Judicialis Rechtsprechung

Mit der integrierten Volltextsuche, die vom Suchmaschinenhersteller "Google" zur Verfügung gestellt wird, lassen sich alle Entscheidungen durchsuchen. Dabei können Sie Sonderzeichen und spezielle Wörter verwenden, um genauere Suchergebnisse zu erhalten:

Zurück

Beginn der Entscheidung

Gericht: Bundesgerichtshof
Urteil verkündet am 11.05.2006
Aktenzeichen: VII ZR 300/04
Rechtsgebiete: BGB


Vorschriften:

BGB § 638
Die unter der Überschrift "Gewährleistungs- und Haftungsdauer" stehende Klausel 6.2 der Allgemeinen Vertragsbestimmungen zum Einheitsarchitektenvertrag für Gebäude (AVA)

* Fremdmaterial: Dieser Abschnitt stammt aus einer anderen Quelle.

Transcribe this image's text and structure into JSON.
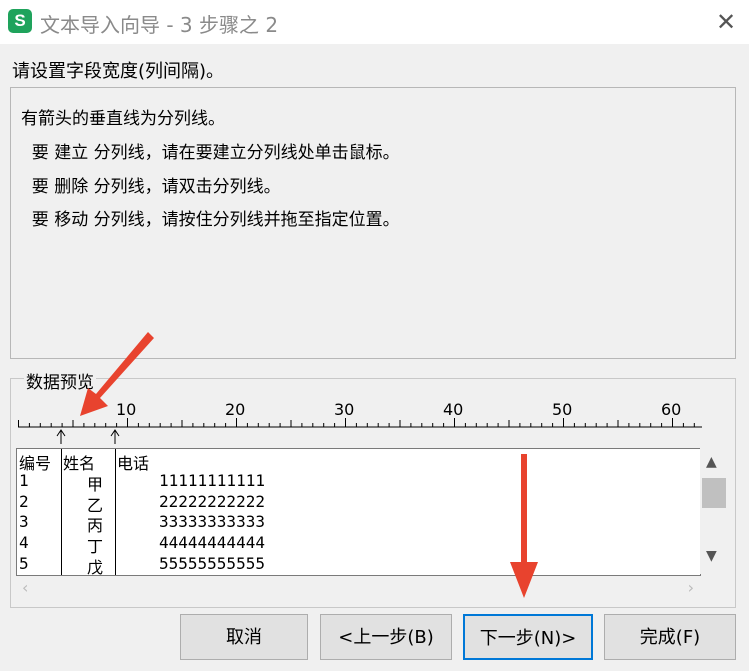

"Die Verjährung beginnt mit der Abnahme der letzten nach diesem Vertrag zu bringenden Leistung, spätestens mit Abnahme der in Leistungsphase 8 (Objektüberwachung) zu erbringenden Leistung (Teilabnahme). Für Leistungen, die danach noch zu erbringen sind, beginnt die Verjährung mit Abnahme der letzten Leistung."

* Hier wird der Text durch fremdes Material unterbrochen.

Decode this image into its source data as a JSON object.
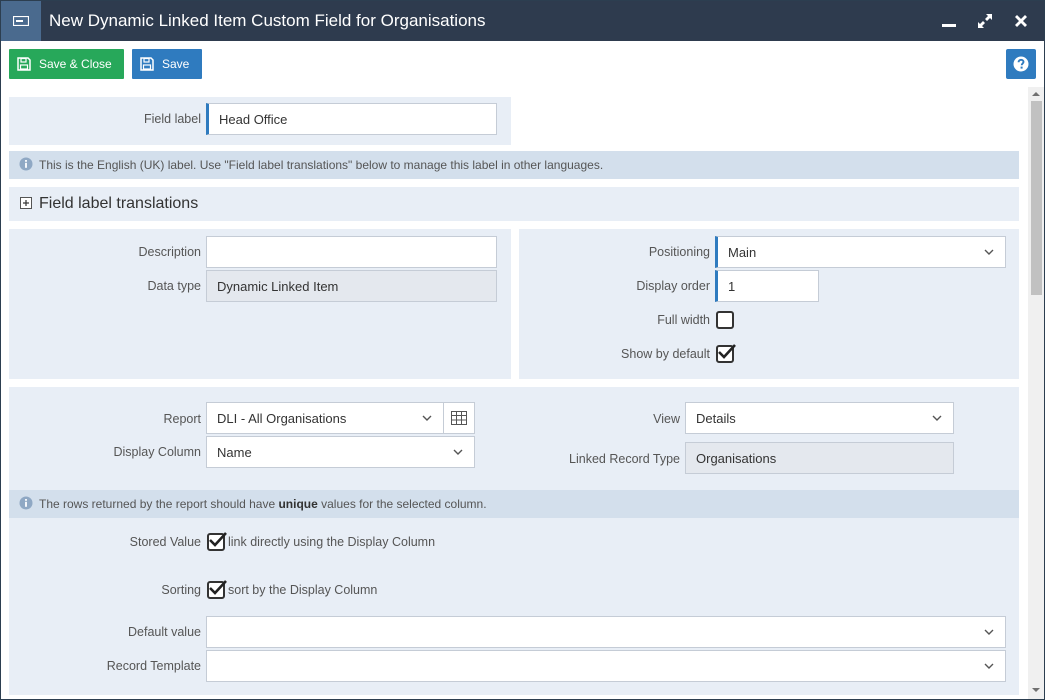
{
  "window": {
    "title": "New Dynamic Linked Item Custom Field for Organisations"
  },
  "toolbar": {
    "save_close_label": "Save & Close",
    "save_label": "Save"
  },
  "field_label": {
    "label": "Field label",
    "value": "Head Office"
  },
  "info_label": {
    "text": "This is the English (UK) label. Use \"Field label translations\" below to manage this label in other languages."
  },
  "translations": {
    "header": "Field label translations"
  },
  "details": {
    "description_label": "Description",
    "description_value": "",
    "data_type_label": "Data type",
    "data_type_value": "Dynamic Linked Item",
    "positioning_label": "Positioning",
    "positioning_value": "Main",
    "display_order_label": "Display order",
    "display_order_value": "1",
    "full_width_label": "Full width",
    "show_by_default_label": "Show by default"
  },
  "report": {
    "report_label": "Report",
    "report_value": "DLI - All Organisations",
    "display_column_label": "Display Column",
    "display_column_value": "Name",
    "view_label": "View",
    "view_value": "Details",
    "linked_record_type_label": "Linked Record Type",
    "linked_record_type_value": "Organisations"
  },
  "info_unique": {
    "prefix": "The rows returned by the report should have ",
    "bold": "unique",
    "suffix": " values for the selected column."
  },
  "options": {
    "stored_value_label": "Stored Value",
    "stored_value_text": "link directly using the Display Column",
    "sorting_label": "Sorting",
    "sorting_text": "sort by the Display Column",
    "default_value_label": "Default value",
    "default_value_value": "",
    "record_template_label": "Record Template",
    "record_template_value": ""
  },
  "colors": {
    "titlebar": "#2e3b4e",
    "green": "#27a85a",
    "blue": "#2f7bbf",
    "panel": "#e8eef6",
    "info": "#d3dfec"
  }
}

enthält keine Vereinbarung über eine Teilabnahme.


BUNDESGERICHTSHOF IM NAMEN DES VOLKES URTEIL

VII ZR 300/04

Verkündet am: 11. Mai 2006

in dem Rechtsstreit

Der VII. Zivilsenat des Bundesgerichtshofs hat auf die mündliche Verhandlung vom 11. Mai 2006 durch den Vorsitzenden Richter Dr. Dressler und die Richter Hausmann, Dr. Wiebel. Dr. Kuffer und Prof. Dr. Kniffka

für Recht erkannt:

Tenor:

Die Revision des Beklagten gegen das Urteil des 1. Zivilsenats des Thüringer Oberlandesgerichts in Jena vom 4. November 2004 wird zurückgewiesen.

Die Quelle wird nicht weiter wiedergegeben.